Feel free to slap me (gently) around the ears, here.
(Score: 1, Informative) by Anonymous Coward on Sunday June 11, @06:45PM (1 child)
The speed of light in a material is the speed of light in a vacuum (the one you're thinking about) divided by the index of refraction of the medium through which it is traveling, so roughly speaking the speed of light in glass is about 1/1.3 ~ 77% of the speed of light in vacuum. When a charged particle passes through matter, it excites the medium as usual, but if it is traveling faster than light in that medium (in the case of glass, say it is traveling at 0.8C), it is exactly like the sonic boom where the light forms a coherent wavefront that creates a cone of disturbance, where in this case the photons being emitted are all bunched up in a wavefront that arrives like a pulse of light. To tease even more info out of this, the cone travels in the direction of the particle, and if you have an imaging detector that intercepts that cone, it will see a ring of light that will look circular if coming perpendicular to the detector, or like an ellipse if coming in at an angle. The angle of the cone, and hence the size of the detected circle/ellipse, is dependent upon the speed of the particle too, so if you know your index of refraction very well, you can not only detect these particles, but also get their directions and speeds if you have the right detector.
Cherenkov detectors act as nice threshold detectors because they won't generate any radiation until the particle exceeds some minimum speed (momentum) threshold.
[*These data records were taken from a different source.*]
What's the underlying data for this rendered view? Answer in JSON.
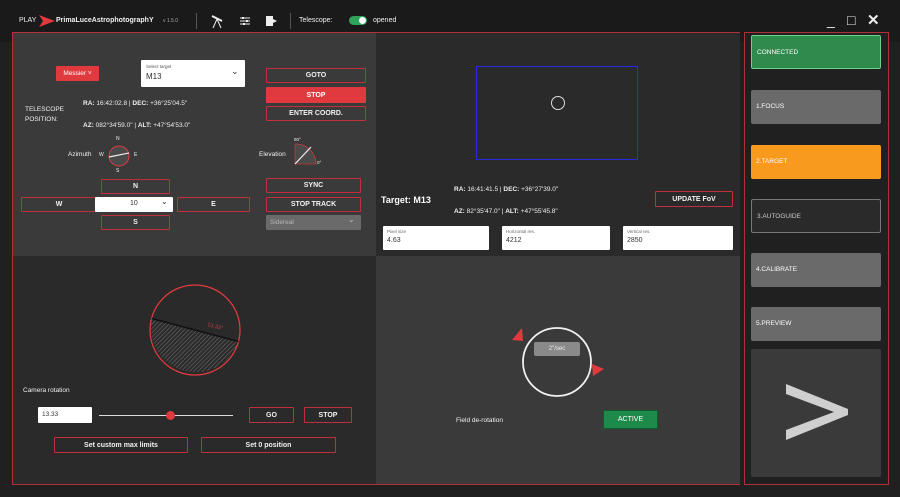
{
  "titlebar": {
    "play": "PLAY",
    "brand": "PrimaLuceAstrophotographY",
    "version": "v 1.5.0",
    "telescope_label": "Telescope:",
    "telescope_status": "opened",
    "minimize": "_",
    "maximize": "□",
    "close": "✕"
  },
  "target_panel": {
    "catalog_button": "Messier ˅",
    "select_label": "Select target",
    "select_value": "M13",
    "goto": "GOTO",
    "stop": "STOP",
    "enter_coord": "ENTER COORD.",
    "telescope_position_line1": "TELESCOPE",
    "telescope_position_line2": "POSITION:",
    "ra_label": "RA:",
    "ra_value": "16:42:02.8",
    "dec_label": "DEC:",
    "dec_value": "+36°25'04.5\"",
    "az_label": "AZ:",
    "az_value": "082°34'59.0\"",
    "alt_label": "ALT:",
    "alt_value": "+47°54'53.0\"",
    "azimuth_label": "Azimuth",
    "compass_n": "N",
    "compass_s": "S",
    "compass_w": "W",
    "compass_e": "E",
    "elevation_label": "Elevation",
    "elev_90": "90°",
    "elev_0": "0°",
    "sync": "SYNC",
    "stop_track": "STOP TRACK",
    "tracking_mode": "Sidereal",
    "dir_n": "N",
    "dir_w": "W",
    "dir_e": "E",
    "dir_s": "S",
    "speed_value": "10"
  },
  "fov_panel": {
    "target_title": "Target: M13",
    "ra_label": "RA:",
    "ra_value": "16:41:41.5",
    "dec_label": "DEC:",
    "dec_value": "+36°27'39.0\"",
    "az_label": "AZ:",
    "az_value": "82°35'47.0\"",
    "alt_label": "ALT:",
    "alt_value": "+47°55'45.8\"",
    "update_fov": "UPDATE FoV",
    "pixel_size_label": "Pixel size",
    "pixel_size_value": "4.63",
    "hres_label": "Horizontal res.",
    "hres_value": "4212",
    "vres_label": "Vertical res.",
    "vres_value": "2850"
  },
  "rotation_panel": {
    "angle_display": "13.33°",
    "camera_rotation_label": "Camera rotation",
    "rotation_value": "13.33",
    "slider_fraction": 0.5,
    "go": "GO",
    "stop": "STOP",
    "set_custom_limits": "Set custom max limits",
    "set_zero": "Set 0 position"
  },
  "derotation_panel": {
    "speed": "2\"/sec",
    "label": "Field de-rotation",
    "active": "ACTIVE"
  },
  "sidebar": {
    "items": [
      {
        "label": "CONNECTED",
        "state": "connected"
      },
      {
        "label": "1.FOCUS",
        "state": "idle"
      },
      {
        "label": "2.TARGET",
        "state": "active"
      },
      {
        "label": "3.AUTOGUIDE",
        "state": "disabled"
      },
      {
        "label": "4.CALIBRATE",
        "state": "idle"
      },
      {
        "label": "5.PREVIEW",
        "state": "idle"
      }
    ],
    "next_icon": "chevron-right-icon"
  },
  "colors": {
    "accent_red": "#e03a3f",
    "connected_green": "#2f8a4d",
    "target_orange": "#f79a1e",
    "active_green": "#1e8a4a"
  }
}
So the trick on these detectors is to tweak the index of refraction to get it where you want to put your momentum cutoff. This is often done using gases because you can tweak the index of refraction by tweaking the pressure of the gas.
The particles you're thinking about that travel through the earth are neutrinos, not muons. By the way, the huge underground water tank neutron detectors are operated as Cherenkov detectors for neutrinos that travel up through the earth and interact in the water tank, kicking off electrons that create Cherenkov radiation that is detected by thousands of photomultiplier tubes. From the signal characteristics they can tell if the detected radiation came up through the earth or down from above.
I'm not sure if I understand your last question. I don't see how they would act as non-gravitational lenses, but I'm probably not understanding what you're asking.
(Score: 2) by quietus on Tuesday June 13, @01:49PM
Thanks for the clear and lucid explanation.
As for my last question, that was really about the nature of those PeVatrons. I might have misread here: the quoted nature article mentions factories of ultra-high cosmic rays, while I was thinking about acceleration centres i.e. something like a fast-rotating pulsar taking photons and doing the equivalent of a gravitational slingshot flyby. (I am most likely, and very naively, muddling different concepts together here.) That would not act as a lens, but it would distort the true origin of those photons hence, at a large enough scale, would make things appear at a different location than in reality.
(I'd appreciate if you wouldn't die laughing after reading the above -- such is the confusion of a non-physicist in times of high temperature and lack of cold beers, close-by.)
(Score: 5, Insightful) by bzipitidoo on Sunday June 11, @04:18PM
Uh, no, I call that fortunate not to be so near that it harms us.
Supernovae are energetic, but I am still stunned by how much energy is released when 2 black holes merge. In seconds, merging black holes release more energy than the sun has produced in its entire 4.6 billion years of existence.